Only days after a devastating earthquake and tsunami struck the Indonesian island of Sulawesi – killing at least 1,347 people – survivors now have another powerful force of nature to reckon with.
Months of increased activity at the Mount Soputan volcano on Sulawesi culminated in an eruption this morning, producing an ash column estimated to extend as high as 4,000 metres (over 13,000 ft) into the sky.
Officials at the Ministry of Energy and Mineral Resources immediately issued a Volcano Observatory Notice for Aviation (VONA) updating the aviation colour code to Orange, having raised it to Yellow (from Unassigned) only hours before.
A volcano has just erupted on Indonesia’s Sulawesi, just days after an earthquake and tsunami devastated areas on the western side of the island.
Mount Soputan, in North Sulawesi erupted about an hour ago. pic.twitter.com/O8jQMkHBoP
— Karlis Salna (@KarlisSalna) October 3, 2018
Prior to the eruption, authorities at MAGMA Indonesia (Multiplatform Application for Geohazard Mitigation and Assessment) issued a statement explaining that both thermal and seismic activity at the volcano had increased in recent weeks.
Readings from a thermal camera indicated the presence of high temperature lava near the top of Soputan, and seismic activity had jumped from approximately two recorded seismic events per day during September to 101 recorded quakes on Tuesday.

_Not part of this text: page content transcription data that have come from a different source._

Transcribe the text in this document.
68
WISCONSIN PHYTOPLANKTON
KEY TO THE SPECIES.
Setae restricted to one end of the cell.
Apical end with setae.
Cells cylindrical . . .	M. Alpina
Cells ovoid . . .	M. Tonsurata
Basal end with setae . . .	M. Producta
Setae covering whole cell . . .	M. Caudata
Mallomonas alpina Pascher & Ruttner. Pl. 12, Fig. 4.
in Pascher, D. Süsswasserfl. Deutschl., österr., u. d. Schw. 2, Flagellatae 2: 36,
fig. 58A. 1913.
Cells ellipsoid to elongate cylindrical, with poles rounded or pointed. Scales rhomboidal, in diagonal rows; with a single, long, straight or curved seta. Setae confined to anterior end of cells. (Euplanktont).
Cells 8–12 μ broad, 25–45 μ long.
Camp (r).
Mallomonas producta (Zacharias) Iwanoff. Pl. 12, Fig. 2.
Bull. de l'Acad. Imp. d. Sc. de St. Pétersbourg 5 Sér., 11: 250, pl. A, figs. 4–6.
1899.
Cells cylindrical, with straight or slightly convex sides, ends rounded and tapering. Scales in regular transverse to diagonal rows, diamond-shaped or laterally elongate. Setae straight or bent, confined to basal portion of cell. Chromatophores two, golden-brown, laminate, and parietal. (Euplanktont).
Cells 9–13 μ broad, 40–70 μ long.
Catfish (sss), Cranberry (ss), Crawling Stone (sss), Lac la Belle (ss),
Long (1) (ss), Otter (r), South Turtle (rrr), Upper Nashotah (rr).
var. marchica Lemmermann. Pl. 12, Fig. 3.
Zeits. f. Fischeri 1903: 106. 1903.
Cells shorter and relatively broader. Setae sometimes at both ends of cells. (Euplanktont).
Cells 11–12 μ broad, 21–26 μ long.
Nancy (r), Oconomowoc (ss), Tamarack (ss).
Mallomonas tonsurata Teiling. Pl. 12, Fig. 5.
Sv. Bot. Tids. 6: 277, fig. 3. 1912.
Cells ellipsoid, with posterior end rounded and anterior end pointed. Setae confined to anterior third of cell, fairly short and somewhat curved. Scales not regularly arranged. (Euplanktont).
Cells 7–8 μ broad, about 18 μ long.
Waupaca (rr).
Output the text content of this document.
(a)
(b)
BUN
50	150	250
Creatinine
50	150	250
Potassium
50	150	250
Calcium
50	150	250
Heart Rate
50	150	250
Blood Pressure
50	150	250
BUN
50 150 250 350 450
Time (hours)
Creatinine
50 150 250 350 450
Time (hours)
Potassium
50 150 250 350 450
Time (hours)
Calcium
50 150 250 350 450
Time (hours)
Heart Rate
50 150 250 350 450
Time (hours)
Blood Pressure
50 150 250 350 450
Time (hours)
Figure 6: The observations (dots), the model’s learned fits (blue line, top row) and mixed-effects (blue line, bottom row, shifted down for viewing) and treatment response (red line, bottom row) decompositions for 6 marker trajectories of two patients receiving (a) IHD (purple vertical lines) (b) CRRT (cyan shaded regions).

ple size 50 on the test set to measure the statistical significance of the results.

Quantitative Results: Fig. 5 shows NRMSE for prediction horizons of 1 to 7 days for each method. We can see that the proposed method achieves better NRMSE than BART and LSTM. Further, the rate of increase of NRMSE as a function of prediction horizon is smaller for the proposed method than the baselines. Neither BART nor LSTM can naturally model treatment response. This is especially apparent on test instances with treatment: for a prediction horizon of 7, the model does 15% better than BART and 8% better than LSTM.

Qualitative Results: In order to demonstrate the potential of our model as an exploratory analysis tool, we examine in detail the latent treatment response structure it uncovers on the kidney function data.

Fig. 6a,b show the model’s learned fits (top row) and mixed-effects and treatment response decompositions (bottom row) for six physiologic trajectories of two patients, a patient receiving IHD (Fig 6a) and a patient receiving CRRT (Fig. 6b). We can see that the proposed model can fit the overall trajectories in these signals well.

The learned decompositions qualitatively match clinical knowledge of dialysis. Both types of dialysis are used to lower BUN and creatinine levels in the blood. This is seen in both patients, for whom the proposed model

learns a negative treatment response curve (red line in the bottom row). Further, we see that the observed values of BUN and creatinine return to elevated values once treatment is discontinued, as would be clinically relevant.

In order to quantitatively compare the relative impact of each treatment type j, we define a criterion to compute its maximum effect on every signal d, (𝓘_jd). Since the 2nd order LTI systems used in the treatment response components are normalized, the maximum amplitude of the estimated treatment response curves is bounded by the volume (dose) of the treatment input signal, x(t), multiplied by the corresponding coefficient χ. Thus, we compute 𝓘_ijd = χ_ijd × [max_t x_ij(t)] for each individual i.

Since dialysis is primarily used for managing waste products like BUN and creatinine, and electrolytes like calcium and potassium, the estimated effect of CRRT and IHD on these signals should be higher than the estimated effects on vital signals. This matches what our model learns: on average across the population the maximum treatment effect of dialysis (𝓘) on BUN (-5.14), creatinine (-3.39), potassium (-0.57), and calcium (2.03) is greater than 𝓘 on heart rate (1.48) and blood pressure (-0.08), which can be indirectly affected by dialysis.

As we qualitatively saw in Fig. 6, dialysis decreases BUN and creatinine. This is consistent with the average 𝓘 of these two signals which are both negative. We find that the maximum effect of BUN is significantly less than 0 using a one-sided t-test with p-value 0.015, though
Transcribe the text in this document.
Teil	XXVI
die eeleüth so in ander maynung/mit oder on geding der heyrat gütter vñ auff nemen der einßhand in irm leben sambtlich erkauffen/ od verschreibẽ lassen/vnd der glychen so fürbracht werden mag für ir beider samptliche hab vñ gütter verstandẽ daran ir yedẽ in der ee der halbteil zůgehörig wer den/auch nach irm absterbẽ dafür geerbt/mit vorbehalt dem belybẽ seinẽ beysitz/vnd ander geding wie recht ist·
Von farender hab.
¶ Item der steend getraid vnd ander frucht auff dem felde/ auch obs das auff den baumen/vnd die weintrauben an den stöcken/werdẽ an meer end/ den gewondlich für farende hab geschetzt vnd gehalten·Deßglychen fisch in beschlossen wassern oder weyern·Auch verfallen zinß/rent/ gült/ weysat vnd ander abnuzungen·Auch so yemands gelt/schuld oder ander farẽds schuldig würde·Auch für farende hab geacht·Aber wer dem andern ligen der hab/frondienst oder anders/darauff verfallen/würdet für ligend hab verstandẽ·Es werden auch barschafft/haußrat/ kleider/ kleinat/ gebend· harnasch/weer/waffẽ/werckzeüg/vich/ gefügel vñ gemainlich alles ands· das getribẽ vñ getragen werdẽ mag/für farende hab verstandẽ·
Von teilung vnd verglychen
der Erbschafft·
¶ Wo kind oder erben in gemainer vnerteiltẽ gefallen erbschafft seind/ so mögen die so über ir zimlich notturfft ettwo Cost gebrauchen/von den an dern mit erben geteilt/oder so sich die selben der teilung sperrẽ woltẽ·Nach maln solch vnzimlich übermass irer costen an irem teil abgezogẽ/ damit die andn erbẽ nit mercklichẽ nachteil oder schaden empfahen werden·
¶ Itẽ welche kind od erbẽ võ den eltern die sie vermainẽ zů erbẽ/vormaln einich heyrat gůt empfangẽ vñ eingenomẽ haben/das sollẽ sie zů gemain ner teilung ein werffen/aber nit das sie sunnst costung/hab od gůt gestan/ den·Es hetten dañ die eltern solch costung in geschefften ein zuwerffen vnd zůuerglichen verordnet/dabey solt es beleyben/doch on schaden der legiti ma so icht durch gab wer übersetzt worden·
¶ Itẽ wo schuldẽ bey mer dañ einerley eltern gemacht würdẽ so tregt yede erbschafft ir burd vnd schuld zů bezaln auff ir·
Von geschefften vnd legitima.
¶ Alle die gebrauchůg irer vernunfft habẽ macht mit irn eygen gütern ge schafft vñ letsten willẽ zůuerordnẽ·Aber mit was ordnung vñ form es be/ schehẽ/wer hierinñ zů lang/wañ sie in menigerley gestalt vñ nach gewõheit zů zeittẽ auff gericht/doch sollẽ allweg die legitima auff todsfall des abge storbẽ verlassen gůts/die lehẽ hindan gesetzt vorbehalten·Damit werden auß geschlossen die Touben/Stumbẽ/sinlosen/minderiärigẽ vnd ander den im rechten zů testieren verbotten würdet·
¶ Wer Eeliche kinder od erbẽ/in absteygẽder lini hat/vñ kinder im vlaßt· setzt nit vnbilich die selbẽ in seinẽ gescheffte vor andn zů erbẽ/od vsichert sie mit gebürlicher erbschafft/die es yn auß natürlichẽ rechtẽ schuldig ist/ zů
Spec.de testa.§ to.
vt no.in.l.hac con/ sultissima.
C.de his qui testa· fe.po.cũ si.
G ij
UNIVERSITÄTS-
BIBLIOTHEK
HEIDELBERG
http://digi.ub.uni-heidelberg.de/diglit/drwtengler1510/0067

The volcano erupted only hours after this statement was released, warning of the potential for eruption, and increasing the activity status of the volcano to Level III (Standby).
However, so far it’s too early to say how significant or dangerous the eruption is going to be.
Terjadi erupsi G. Soputan, Sulawesi Utara dengan ketinggian kolom abu 3000-4000 meter, mengarah ke arah Barat-Barat Laut. Zona bahaya radius 4km, dan sektoral arah barar-barat daya 6.5km. pic.twitter.com/x4swF8pS7I
— MAGMA Indonesia (@id_magma) October 3, 2018
At present, the VONA indicates that eruption and ash emission is continuing, with the ash cloud moving in a north-westerly direction.
Authorities are warning people keep outside a general 4 km (2.5 miles) radius of the summit, and up to 6.5 kilometres (about 4 miles) away in the region to the immediate south-west of the volcano to avoid ash clouds and, potentially, lava flows.
Communities living around Soputan and anyone in the immediate vicinity are advised to use face masks to cover their nose and mouth, to mitigate respiratory problems in the event of ash clouds.
We won’t know how serious the danger is of this eruption until authorities and volcanologists have more of a chance to assess the situation, but for now officials are taking no chances.
And to those wondering whether the recent devastating earthquake and this volcano eruption were related, the simple is answer is that we can’t really know for sure.
“The ability of earthquakes to trigger volcanic eruptions is still heavily debated, and at present, there’s not enough convincing evidence to link the two,” journalist and volcanology expert Robin George Andrews explains over at Forbes.
“You can’t just link the two because they happened, or are happening, contemporaneously.”